The syncytial trophoblast is invasive, secreting proteolytic enzymes that allow the blastocyst to penetrate into the endometrium. Digestion of the endometrial tissue creates spaces known as lacunae. The proliferating cellular trophoblast forms branched structures, known as chorionic villi (singular: chorionic villus). Note that the developing embryo forms a disc that pulls away from the proliferating trophoblast to create a new space. This will eventually develop into the amniotic cavity, a fluid-filled space that will surround the developing fetus.

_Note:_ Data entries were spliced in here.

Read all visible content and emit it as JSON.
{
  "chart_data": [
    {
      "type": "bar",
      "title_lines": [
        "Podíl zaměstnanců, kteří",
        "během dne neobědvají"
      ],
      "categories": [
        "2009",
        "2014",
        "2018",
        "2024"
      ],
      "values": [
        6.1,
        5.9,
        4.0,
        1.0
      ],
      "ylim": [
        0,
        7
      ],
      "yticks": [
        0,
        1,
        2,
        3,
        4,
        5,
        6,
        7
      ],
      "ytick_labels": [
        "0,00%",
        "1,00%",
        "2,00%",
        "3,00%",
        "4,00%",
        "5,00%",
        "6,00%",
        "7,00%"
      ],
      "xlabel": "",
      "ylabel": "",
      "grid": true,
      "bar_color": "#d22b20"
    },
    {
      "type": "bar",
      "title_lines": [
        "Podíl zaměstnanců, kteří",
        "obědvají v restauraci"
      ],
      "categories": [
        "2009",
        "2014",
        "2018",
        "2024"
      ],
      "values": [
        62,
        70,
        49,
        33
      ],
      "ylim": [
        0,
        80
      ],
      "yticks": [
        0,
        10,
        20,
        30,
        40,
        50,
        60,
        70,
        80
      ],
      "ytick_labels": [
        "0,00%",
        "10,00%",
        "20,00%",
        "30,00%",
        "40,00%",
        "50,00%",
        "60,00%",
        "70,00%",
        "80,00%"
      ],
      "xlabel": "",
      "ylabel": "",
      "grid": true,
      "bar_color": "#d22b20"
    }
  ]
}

The syncytial trophoblast produces the hormone chorionic gonadotropin. Detection of this hormone in the urine is the basis for pregnancy tests. Chorionic gonadotropin is an analogue of luteinizing hormone (LH), meaning it binds and stimulates the LH receptor. Chorionic gonadotropin is necessary to stimulate and maintain the corpus luteum, which is the primary source of estrogen and progesterone in the first trimester of pregnancy.
The placenta forms from the trophoblast and the endometrium (during pregnancy the endometrium is known as the decidua). The placenta becomes established roughly 5 weeks after implantation. The fetal part of the placenta, or chorion, is made up of the chorionic villi, which become highly branched structures containing blood vessels just under the trophoblast layer. The villi protrude into large spaces (lacunae) in the decidua. Maternal blood flows into the lacunae and washes over the villi, allowing for the exchange of nutrients, wastes, and blood gases between the mother and fetus. (Figure 19.29 in Wheater is a nice schematic that depicts the structure of the placenta.) The placenta also makes hormones, becoming the source of estrogen and progesterone after 8 weeks of pregnancy.
Chorionic villus sampling is a is a procedure used to obtain cells for prenatal genetic diagnosis. Ultrasound is used to guide a needle to the chorion to obtain cells. Chorionic villus sampling can be performed in the first trimester, whereas amniocentesis (which uses a needle to obtain cells from the amniotic fluid) is not performed until after 14 weeks gestation.
Throughout gestation, the chorionic villus sheds trophoblast cells which degenerate. The DNA from these degenerating cells enters the maternal circulation, and is used for cell-free fetal DNA analysis, a noninvasive screening method used to identify pregnancies with a high risk for aneuploidy.